そうした個性の一つとして、ステージ上の表情が非常に魅力的なメンバーも各グループにいて、そこにも触れておきたいです。
リルネードなら桐原美月さん。Ringwanderungなら佐藤倫子さん。虹色の飛行少女なら赤城希望(平松可奈子)さん。転校少女*なら成島有咲さんや佐藤かれんさんなどは印象深いです。
顔を膨らませたり急にはっとした表情をしたり、すました顔をしたり。豊かな表情には吸い寄せられてしまうものがあります。

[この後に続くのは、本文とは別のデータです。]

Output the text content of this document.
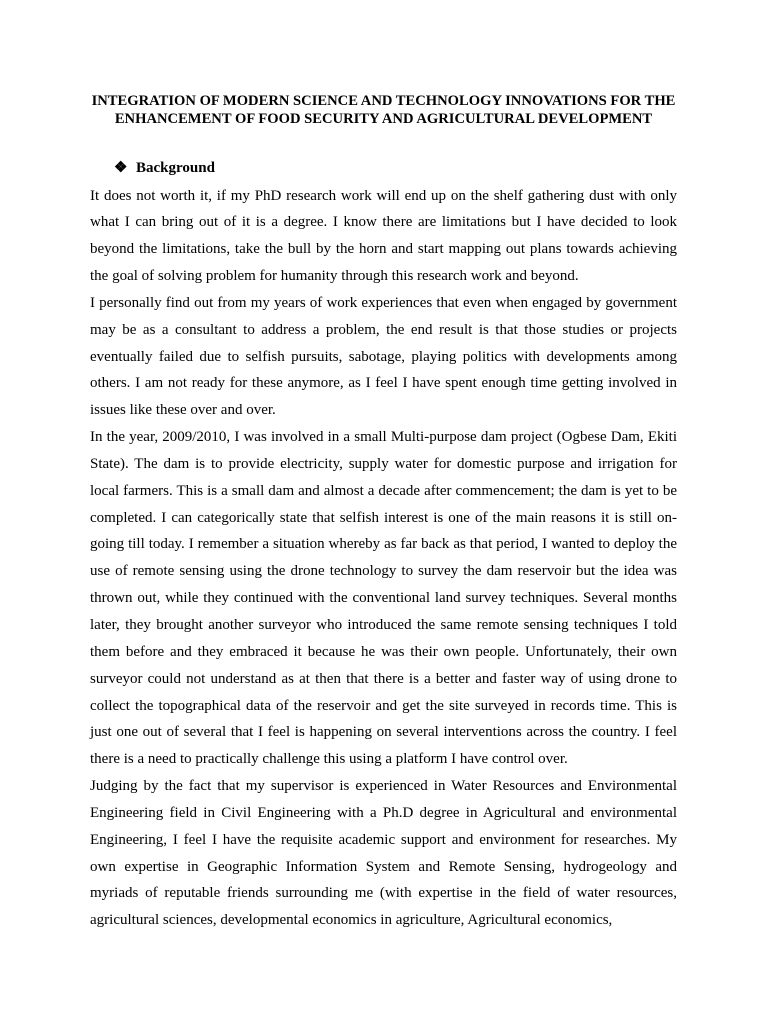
INTEGRATION OF MODERN SCIENCE AND TECHNOLOGY INNOVATIONS FOR THE ENHANCEMENT OF FOOD SECURITY AND AGRICULTURAL DEVELOPMENT
❖ Background

It does not worth it, if my PhD research work will end up on the shelf gathering dust with only what I can bring out of it is a degree. I know there are limitations but I have decided to look beyond the limitations, take the bull by the horn and start mapping out plans towards achieving the goal of solving problem for humanity through this research work and beyond.

I personally find out from my years of work experiences that even when engaged by government may be as a consultant to address a problem, the end result is that those studies or projects eventually failed due to selfish pursuits, sabotage, playing politics with developments among others. I am not ready for these anymore, as I feel I have spent enough time getting involved in issues like these over and over.

In the year, 2009/2010, I was involved in a small Multi-purpose dam project (Ogbese Dam, Ekiti State). The dam is to provide electricity, supply water for domestic purpose and irrigation for local farmers. This is a small dam and almost a decade after commencement; the dam is yet to be completed. I can categorically state that selfish interest is one of the main reasons it is still on-going till today. I remember a situation whereby as far back as that period, I wanted to deploy the use of remote sensing using the drone technology to survey the dam reservoir but the idea was thrown out, while they continued with the conventional land survey techniques. Several months later, they brought another surveyor who introduced the same remote sensing techniques I told them before and they embraced it because he was their own people. Unfortunately, their own surveyor could not understand as at then that there is a better and faster way of using drone to collect the topographical data of the reservoir and get the site surveyed in records time. This is just one out of several that I feel is happening on several interventions across the country. I feel there is a need to practically challenge this using a platform I have control over.

Judging by the fact that my supervisor is experienced in Water Resources and Environmental Engineering field in Civil Engineering with a Ph.D degree in Agricultural and environmental Engineering, I feel I have the requisite academic support and environment for researches. My own expertise in Geographic Information System and Remote Sensing, hydrogeology and myriads of reputable friends surrounding me (with expertise in the field of water resources, agricultural sciences, developmental economics in agriculture, Agricultural economics,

この方たちはまた、フロアをよく見ているなという感覚も受けます。
特筆しなかった方が表情に乏しいと言うことではなく、単に僕自身のステージへの視野が狭いことに他ならないのですし、もっとグループ全体を見渡したい思いはあるのですが、どうしてもそういったメンバーの方ばかりを観てしまいます。
ライブの立ち位置
最後に、ライブの見る位置について書いて終わりにしようかと思います。
どこまで個人的な話をしていいものかとは思っているのですが、今回のライブは全編通して最後列のど真ん中、ステージ上でセンターに立つメンバーの目の前といういわゆる「ゼロズレ」の位置で観ていました。
ライブアイドルを好きになってから5,6年。その間長い空白期間があったものの、いつも端っこのほうでおとなしくライブを観ているのみでど真ん中になんてほとんど立ったことがありませんでした。

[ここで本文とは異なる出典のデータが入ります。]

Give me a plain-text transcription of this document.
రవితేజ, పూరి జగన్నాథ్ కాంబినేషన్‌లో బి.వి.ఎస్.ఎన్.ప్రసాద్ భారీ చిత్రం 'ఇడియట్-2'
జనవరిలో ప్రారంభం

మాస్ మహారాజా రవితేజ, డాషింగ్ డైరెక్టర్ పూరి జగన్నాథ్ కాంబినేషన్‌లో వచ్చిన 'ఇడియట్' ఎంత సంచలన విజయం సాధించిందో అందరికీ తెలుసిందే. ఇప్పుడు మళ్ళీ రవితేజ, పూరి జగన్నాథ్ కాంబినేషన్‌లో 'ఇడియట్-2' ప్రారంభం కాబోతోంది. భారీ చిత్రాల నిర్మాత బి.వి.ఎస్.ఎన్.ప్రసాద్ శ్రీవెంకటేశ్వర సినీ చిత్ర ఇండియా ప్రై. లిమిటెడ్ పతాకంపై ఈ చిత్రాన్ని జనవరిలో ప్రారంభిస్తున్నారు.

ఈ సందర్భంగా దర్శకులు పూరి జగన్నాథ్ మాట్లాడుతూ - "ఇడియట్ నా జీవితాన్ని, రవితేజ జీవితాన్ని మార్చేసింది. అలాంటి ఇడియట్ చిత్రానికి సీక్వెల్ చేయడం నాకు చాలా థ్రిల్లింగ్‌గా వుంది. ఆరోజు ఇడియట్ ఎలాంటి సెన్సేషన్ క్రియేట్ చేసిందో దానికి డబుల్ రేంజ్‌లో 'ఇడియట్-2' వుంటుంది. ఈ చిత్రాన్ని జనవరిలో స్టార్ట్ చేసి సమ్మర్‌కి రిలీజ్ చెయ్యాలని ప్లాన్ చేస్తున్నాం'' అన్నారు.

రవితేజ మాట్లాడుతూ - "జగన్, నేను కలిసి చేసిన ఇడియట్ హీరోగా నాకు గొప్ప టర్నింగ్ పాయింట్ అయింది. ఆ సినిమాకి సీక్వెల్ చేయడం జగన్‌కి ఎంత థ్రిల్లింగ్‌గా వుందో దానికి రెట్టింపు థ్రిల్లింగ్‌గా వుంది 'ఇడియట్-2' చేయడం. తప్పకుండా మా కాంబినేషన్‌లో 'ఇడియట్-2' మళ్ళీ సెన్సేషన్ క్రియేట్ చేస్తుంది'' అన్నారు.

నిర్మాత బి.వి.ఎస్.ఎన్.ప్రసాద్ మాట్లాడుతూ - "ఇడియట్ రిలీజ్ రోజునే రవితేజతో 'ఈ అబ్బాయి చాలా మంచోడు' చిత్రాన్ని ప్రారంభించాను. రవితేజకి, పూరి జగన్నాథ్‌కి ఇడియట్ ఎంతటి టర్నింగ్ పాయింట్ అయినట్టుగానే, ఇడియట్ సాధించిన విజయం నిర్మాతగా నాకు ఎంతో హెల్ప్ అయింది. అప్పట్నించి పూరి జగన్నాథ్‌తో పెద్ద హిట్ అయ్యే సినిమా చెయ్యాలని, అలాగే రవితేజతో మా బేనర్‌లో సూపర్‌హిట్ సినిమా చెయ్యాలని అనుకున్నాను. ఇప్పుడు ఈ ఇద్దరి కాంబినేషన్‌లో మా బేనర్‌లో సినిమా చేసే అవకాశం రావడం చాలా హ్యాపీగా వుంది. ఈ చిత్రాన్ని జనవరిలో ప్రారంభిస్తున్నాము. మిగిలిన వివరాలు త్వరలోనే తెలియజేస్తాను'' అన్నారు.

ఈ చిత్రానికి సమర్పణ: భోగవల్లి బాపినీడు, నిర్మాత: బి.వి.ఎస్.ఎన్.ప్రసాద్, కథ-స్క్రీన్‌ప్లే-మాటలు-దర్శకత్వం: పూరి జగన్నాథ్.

そうした位置に立って初めて気付くのですが、センターゼロズレというポジションは非常にアイドルの方々と目が合います(合う気がします)。
ひとたび目が合うと、アイドルによっては何度も目を合わせに来てくれるような気さえします。
もっとも、初見のアイドルさんも多かったですし、普段通っているアイドルにかんしても特典会(チェキ撮影やオンライントークなど)には基本的に行かないため、「この人だ!」との認識の上で目を合わせてもらっている訳ではありません。
知っている人がいる、ということではなく、ステージ上からフロアの遠めの方を見渡した時に、僕の位置がちょうどカラーコーンのように目につく場所に立っていたということに過ぎないのでしょう。

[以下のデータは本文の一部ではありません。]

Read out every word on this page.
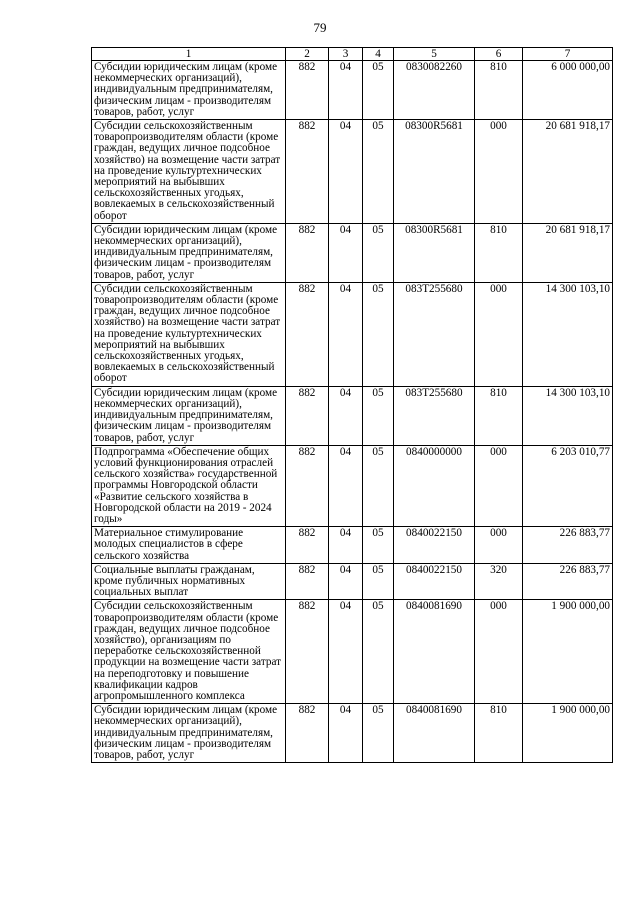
79
1	2	3	4	5	6	7
Субсидии юридическим лицам (кроме некоммерческих организаций), индивидуальным предпринимателям, физическим лицам - производителям товаров, работ, услуг	882	04	05	0830082260	810	6 000 000,00
Субсидии сельскохозяйственным товаропроизводителям области (кроме граждан, ведущих личное подсобное хозяйство) на возмещение части затрат на проведение культуртехнических мероприятий на выбывших сельскохозяйственных угодьях, вовлекаемых в сельскохозяйственный оборот	882	04	05	08300R5681	000	20 681 918,17
Субсидии юридическим лицам (кроме некоммерческих организаций), индивидуальным предпринимателям, физическим лицам - производителям товаров, работ, услуг	882	04	05	08300R5681	810	20 681 918,17
Субсидии сельскохозяйственным товаропроизводителям области (кроме граждан, ведущих личное подсобное хозяйство) на возмещение части затрат на проведение культуртехнических мероприятий на выбывших сельскохозяйственных угодьях, вовлекаемых в сельскохозяйственный оборот	882	04	05	083T255680	000	14 300 103,10
Субсидии юридическим лицам (кроме некоммерческих организаций), индивидуальным предпринимателям, физическим лицам - производителям товаров, работ, услуг	882	04	05	083T255680	810	14 300 103,10
Подпрограмма «Обеспечение общих условий функционирования отраслей сельского хозяйства» государственной программы Новгородской области «Развитие сельского хозяйства в Новгородской области на 2019 - 2024 годы»	882	04	05	0840000000	000	6 203 010,77
Материальное стимулирование молодых специалистов в сфере сельского хозяйства	882	04	05	0840022150	000	226 883,77
Социальные выплаты гражданам, кроме публичных нормативных социальных выплат	882	04	05	0840022150	320	226 883,77
Субсидии сельскохозяйственным товаропроизводителям области (кроме граждан, ведущих личное подсобное хозяйство), организациям по переработке сельскохозяйственной продукции на возмещение части затрат на переподготовку и повышение квалификации кадров агропромышленного комплекса	882	04	05	0840081690	000	1 900 000,00
Субсидии юридическим лицам (кроме некоммерческих организаций), индивидуальным предпринимателям, физическим лицам - производителям товаров, работ, услуг	882	04	05	0840081690	810	1 900 000,00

ですが、こうした瞬間はメンバーとその空気を共有できたように思え、なにかカタルシスのようなものさえ感じます。
ライブアイドルの良い面としてはSNSや特典会での距離の近さ等が挙げられるかと思うのですが、ライブ中にも距離感の近さを味わえたような気がします。
振り返ると、各グループの素晴らしいパフォーマンスもさることながら、この日のライブが良かったと思えるのは、恵まれた立ち位置に助けられた部分もあったのではないかと思えてきます。
フロアの構造としても、音は中央に集約されるようなつくりとなっているでしょうから、中央後ろに居ることでいつも以上に音圧を感じることができました。
あまりにこうした立ち位置や目の合う/合わないばかりにこだわり過ぎると、ステージのごく一部分しか目がいかず、グループ全体としてのライブの完成度の高さを見落としてしまうという弊害もあろうかと思うのですが、新たな楽しみ方を知った気分です。
ーーー
ここまで今回のライブで楽しかったポイント、目が離せなかった場面などを書けるだけ書いてきました。
内容としてはかなり鈍重になってしまった気がするのですが、ライブ中終始湧き出ていたのは、アイドルっていいな、まだまだ観ていたいな、というごく単純な思いでした。
素晴らしい対バンライブを観られたことの感謝とともに、ここで生まれた熱量をできる限り文字として保存しておきたい!という思いも強くなるようなライブでした。
これで1万字くらいでしょうか。
長くなりましたが、ここまでお付き合いいただきありがとうございました。